Memory  /  Comment

How Will We Remember the Protests?

We don't know which images will become emblematic of the Black Lives Matter demonstrations, but past movements have shown the dangers of a singular narrative.

On May 3, 1963, 15-year-old Walter Gadsden was skipping school when he became the center of national news. Gadsden was walking around Birmingham, Alabama—then the most segregated city in the United States—when his curiosity drew him near the crowds of a protest organized by Martin Luther King Jr. As Gadsden watched the demonstrations, a K-9 lunged at him and the dog’s corresponding officer clutched the teenager by his shirt.
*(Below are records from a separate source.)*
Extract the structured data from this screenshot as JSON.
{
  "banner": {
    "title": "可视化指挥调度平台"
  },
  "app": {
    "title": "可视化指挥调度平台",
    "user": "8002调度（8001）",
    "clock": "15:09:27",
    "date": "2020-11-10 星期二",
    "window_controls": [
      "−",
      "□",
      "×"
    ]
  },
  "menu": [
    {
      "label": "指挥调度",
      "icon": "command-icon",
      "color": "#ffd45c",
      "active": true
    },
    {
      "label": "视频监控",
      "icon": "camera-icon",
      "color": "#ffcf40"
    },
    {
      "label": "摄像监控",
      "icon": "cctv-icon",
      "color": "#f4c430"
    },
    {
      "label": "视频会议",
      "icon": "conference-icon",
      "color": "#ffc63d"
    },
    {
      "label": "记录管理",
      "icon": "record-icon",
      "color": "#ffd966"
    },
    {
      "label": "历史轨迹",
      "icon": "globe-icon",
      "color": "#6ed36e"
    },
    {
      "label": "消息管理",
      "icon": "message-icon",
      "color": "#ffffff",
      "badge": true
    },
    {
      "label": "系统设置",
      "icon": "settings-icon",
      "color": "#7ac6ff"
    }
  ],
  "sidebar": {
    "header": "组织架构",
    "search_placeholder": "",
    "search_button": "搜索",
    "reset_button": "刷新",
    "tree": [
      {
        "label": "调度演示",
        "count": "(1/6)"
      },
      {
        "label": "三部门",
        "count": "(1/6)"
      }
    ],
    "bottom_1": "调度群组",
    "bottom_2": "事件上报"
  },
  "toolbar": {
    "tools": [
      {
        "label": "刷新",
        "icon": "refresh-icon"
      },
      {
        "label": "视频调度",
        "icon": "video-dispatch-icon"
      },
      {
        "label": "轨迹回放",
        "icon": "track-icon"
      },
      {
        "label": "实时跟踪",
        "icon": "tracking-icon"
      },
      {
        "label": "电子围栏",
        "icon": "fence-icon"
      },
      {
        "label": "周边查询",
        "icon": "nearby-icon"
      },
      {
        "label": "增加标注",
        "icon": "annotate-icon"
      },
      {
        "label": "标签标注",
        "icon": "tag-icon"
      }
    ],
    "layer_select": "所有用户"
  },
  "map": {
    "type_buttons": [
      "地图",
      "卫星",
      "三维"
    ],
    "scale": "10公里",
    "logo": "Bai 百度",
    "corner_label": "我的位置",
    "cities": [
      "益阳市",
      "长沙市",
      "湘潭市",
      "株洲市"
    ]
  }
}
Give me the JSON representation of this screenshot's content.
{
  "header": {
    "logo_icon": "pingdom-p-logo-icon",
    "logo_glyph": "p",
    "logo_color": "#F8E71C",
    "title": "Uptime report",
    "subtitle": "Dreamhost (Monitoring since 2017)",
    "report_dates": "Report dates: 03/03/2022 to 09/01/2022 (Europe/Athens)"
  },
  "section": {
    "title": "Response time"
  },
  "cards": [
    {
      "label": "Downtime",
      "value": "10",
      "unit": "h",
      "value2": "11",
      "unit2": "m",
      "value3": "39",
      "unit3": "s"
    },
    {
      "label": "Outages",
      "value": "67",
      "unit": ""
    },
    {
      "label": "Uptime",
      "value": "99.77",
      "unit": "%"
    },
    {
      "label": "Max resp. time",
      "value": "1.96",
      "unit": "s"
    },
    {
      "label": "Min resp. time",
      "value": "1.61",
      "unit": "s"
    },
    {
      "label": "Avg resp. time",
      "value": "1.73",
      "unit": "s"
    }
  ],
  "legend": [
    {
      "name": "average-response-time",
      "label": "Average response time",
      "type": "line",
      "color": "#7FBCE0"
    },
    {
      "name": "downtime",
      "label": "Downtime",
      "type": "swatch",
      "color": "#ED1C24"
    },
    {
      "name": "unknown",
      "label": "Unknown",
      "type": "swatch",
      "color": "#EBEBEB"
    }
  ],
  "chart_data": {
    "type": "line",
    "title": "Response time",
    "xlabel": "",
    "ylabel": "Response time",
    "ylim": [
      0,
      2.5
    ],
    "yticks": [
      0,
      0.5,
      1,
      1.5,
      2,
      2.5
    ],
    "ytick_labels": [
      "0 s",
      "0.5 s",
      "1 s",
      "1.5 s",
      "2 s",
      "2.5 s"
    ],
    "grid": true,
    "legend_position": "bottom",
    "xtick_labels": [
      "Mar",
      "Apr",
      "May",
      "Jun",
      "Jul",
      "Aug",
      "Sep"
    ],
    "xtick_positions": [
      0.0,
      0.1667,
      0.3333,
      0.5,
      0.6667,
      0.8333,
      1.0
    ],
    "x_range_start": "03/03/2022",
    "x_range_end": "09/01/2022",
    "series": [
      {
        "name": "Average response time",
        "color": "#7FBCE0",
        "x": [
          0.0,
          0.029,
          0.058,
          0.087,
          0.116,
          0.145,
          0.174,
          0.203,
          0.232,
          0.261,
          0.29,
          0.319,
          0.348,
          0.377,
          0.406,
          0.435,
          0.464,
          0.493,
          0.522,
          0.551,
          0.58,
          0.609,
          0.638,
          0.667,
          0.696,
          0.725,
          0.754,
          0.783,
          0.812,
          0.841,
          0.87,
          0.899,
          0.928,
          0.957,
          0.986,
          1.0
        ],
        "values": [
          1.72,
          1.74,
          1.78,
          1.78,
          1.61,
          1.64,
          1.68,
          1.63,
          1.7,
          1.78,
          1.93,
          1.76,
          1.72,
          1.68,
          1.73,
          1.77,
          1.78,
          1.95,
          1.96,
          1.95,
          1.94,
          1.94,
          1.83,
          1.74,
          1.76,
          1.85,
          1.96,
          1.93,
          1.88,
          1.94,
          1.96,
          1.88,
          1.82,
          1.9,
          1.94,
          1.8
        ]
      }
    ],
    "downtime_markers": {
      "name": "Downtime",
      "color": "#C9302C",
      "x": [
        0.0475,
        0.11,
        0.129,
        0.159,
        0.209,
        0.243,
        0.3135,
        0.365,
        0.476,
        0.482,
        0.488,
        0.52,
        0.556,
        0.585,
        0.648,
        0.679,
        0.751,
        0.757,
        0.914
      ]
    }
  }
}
The photographer Bill Hudson captured the moment, depicting Gadsden looking down blankly at the German shepherd, the teen a vulnerable recipient of the violence set upon him. The image would become one of the most iconic photos of the civil-rights movement, with Gadsden emerging as an unwitting emblem of racial injustice. It was used as a political symbol to help Black leaders gain attention for their cause, turning eyes to the ugly truths of segregation and attracting white sympathy for the movement. The image of Gadsden is said to have pushed President John F. Kennedy to propose the Civil Rights Act of 1964, which he announced one month after the photo was published.

Leaders of the civil-rights movement knew that protest photography—such as the famous image of Rosa Parks riding a bus—was a successful tool to inspire transracial solidarity. The Student Nonviolent Coordinating Committee, in particular, “understood the importance of photographs not only as documents of efforts of thousands to raze the world of southern oppression; but also as visual bricks in the raising of a new, integrated free world,” wrote the African American studies professor Leigh Raiford in her book Imprisoned in a Luminous Glare. But because these images of unambiguous conflict received substantial news coverage, many of the protest photos from the civil-rights era are ones that emphasize Black stoicism and white aggression. The lasting result is a popular archive of “visual bricks” that prizes Black passiveness and white agency.

One hundred years before Hudson’s photo of Gadsden circulated in newspapers, abolitionists disseminated a photo famously known as “The Scourged Back” to advocate for the end of slavery. In this photo, an enslaved man named Peter (formerly identified as “Gordon”) is sitting with his back turned to the camera, exposing skin that’s webbed with sinuous scars that spread across his shoulders and stretch down to his lower back. Although the picture encouraged white support for abolition, its fame—the photo is said to be one of the most circulated depictions of American slavery—turned this gruesome depiction of abuse into a dominant representation of Blackness in America. In working to engage a white gaze with this image, abolitionists ultimately informed how Black Americans would be visualized for centuries to come.